Here in Florence, my university offers free weekly activities including guided tours of the city, an inside look at the local leather school, taste testings at restaurants, and Tuscany wine tastings. Yesterday I was lucky enough to attend Slow Drink, the wine tasting activity, at Eataly Firenze.
The translator introduced the producers to us explaining that we would be tasting two white wines paired with two traditional Tuscan dishes. As the producers came and poured us our first glass, we watched a video about the traditional Tuscan dish we would be pairing it with. Testaroli is a dish that dates back to Ancient Rome and originated in Pontremoli, Italy. The process for making testaroli is very tedious and complicated, but in the end, it’s definitely worth it.
The translator pointed out the fact that all the men preparing the testaroli were pretty old. He said that this dish is dying because the younger people in the mountain town of Pontremoli don’t want to go through the effort of preparing this dish in the traditional way. The batter is made by hand and cooked in heavy iron skillets with lids that weigh 22 kg. Once cooked, the chef has to cut the testaroli by hand into tiny diamond shaped pieces. It is then combined with olive oil, basil, and a pecorino cheese. The dish was originally typical of the poor peasants of the town, but is now considered a Tuscan delicacy that many people will never have the opportunity to try in their entire lifetime.
We paired the testaroli with a dry white wine called Durella. The combination was perfect as the wine took away the acidity of the dish. As we finished our Durella and testaroli, the producers introduced us to our next pairing. We were each served a piece of chestnut bread made from chestnut flowers, wheat, and potato. The bread was topped with a creamy goat milk cheese and drizzled with honey.

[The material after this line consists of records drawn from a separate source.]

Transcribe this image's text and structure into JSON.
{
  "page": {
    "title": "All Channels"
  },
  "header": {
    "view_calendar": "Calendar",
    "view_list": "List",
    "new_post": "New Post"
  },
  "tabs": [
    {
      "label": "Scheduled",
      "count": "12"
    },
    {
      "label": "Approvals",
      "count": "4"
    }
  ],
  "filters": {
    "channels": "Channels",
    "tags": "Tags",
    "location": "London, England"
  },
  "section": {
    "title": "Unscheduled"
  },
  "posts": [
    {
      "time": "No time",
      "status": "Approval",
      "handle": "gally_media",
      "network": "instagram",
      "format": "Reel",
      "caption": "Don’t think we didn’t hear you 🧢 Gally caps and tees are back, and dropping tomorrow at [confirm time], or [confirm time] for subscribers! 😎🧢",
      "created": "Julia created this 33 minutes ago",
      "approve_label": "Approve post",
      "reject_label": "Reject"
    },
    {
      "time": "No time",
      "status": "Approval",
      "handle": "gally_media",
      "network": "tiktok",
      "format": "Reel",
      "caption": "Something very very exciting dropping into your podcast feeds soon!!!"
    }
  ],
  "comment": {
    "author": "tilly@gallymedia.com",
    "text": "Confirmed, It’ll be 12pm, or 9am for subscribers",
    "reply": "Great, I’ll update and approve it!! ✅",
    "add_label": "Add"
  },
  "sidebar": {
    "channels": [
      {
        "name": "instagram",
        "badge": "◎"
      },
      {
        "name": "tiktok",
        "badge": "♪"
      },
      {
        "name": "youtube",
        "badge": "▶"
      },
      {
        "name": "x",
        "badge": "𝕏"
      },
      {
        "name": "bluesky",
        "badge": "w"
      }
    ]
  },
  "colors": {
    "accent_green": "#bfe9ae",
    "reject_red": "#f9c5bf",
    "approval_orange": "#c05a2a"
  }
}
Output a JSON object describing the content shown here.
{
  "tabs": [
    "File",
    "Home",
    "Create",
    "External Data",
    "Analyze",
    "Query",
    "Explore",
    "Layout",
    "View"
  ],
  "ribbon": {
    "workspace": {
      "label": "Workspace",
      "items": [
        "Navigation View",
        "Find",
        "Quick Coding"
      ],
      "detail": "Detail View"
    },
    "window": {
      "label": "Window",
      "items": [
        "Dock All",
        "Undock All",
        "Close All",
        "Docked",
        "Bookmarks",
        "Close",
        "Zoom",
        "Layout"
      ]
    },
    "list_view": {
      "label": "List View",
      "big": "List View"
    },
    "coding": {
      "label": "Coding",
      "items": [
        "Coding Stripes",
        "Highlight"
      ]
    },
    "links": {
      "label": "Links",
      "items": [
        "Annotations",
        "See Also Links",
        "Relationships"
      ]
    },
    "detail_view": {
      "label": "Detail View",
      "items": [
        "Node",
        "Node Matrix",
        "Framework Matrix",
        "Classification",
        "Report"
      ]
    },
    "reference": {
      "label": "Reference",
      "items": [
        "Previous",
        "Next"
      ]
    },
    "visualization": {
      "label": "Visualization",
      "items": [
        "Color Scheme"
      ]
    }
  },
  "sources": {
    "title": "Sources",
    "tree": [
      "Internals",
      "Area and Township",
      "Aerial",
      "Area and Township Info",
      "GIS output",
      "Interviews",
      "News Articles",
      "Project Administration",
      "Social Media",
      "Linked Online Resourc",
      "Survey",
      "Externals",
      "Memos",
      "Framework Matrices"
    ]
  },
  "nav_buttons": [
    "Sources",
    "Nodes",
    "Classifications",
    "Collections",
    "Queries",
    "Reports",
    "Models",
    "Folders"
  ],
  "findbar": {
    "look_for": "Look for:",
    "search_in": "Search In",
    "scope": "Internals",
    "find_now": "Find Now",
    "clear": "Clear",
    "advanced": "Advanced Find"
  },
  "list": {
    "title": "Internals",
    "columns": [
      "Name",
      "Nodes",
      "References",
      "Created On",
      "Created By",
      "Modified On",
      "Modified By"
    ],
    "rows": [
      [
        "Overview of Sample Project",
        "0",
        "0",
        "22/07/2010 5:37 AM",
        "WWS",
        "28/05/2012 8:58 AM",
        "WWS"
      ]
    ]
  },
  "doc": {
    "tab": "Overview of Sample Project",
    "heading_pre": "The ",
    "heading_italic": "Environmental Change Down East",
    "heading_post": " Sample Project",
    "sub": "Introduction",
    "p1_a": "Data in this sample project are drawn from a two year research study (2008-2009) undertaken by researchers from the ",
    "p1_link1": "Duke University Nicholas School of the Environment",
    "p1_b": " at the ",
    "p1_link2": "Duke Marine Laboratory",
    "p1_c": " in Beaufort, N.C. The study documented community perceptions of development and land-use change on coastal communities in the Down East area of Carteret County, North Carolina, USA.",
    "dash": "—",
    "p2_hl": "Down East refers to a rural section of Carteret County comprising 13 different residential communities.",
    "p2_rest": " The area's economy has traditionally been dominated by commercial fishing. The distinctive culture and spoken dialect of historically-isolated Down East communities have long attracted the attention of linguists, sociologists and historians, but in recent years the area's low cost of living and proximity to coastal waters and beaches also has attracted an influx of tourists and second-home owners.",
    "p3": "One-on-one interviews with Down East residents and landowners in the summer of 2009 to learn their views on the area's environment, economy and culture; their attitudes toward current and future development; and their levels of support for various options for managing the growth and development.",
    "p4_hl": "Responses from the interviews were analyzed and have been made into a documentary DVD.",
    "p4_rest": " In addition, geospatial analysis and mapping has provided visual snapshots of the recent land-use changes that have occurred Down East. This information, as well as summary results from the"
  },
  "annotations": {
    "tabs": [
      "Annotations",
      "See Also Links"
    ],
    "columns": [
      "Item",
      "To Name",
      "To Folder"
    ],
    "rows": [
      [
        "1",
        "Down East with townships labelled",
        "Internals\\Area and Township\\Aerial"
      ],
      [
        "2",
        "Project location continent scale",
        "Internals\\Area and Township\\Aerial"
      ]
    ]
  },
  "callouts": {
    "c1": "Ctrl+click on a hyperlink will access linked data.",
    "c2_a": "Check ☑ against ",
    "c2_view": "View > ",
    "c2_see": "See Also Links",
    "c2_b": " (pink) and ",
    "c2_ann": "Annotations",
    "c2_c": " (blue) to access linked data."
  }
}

We paired this delicious dish with a semi-sweet white wine called Bigoncio. The wine had almost a sparkling property to it, but wasn’t quite as carbonated as champagne. As we indulged in this sweet treat, the producer came out and announced that he had una piccola sorpresa for us.
The little surprise was a tiny jar containing a yellow and orange powder-like substance. The translator explained that as the honey was homemade, they had taken the time to collect this rare delicacy. The powder was in fact the pollen that sticks to the legs of bees as they fly from flower to flower. The producer came around and poured a small amount of the pollen into each of our hands and encouraged us to smell it. It smelled like a beautiful bouquet of fresh flowers. The translator continued on, explaining that the pollen is a natural antibiotic and has an energetic property that he described as “nature’s cocaine”.
I sprinkled some of the pollen onto my chestnut bread, and licked the rest off of my hand. It had a very sweet taste that I can’t really compare to anything else. It was such an exotic flavor unlike anything I’d ever tried. It was truly an eye-opening experience learning about this ancient culture in the mountains of Italy and experiencing their foods and wines.
As I left Eataly that evening, I passed by the Duomo and stood and stared at it like a tourist as the sun began to set. I know I talk about how grateful I am to be having all these amazing experiences in every single post, but how could I not? I pass by the Duomo every single day, and it never ceases to amaze me. Italy feels like my home, and I never want to stop exploring it.
Sorry for all the low-quality iPhone pics.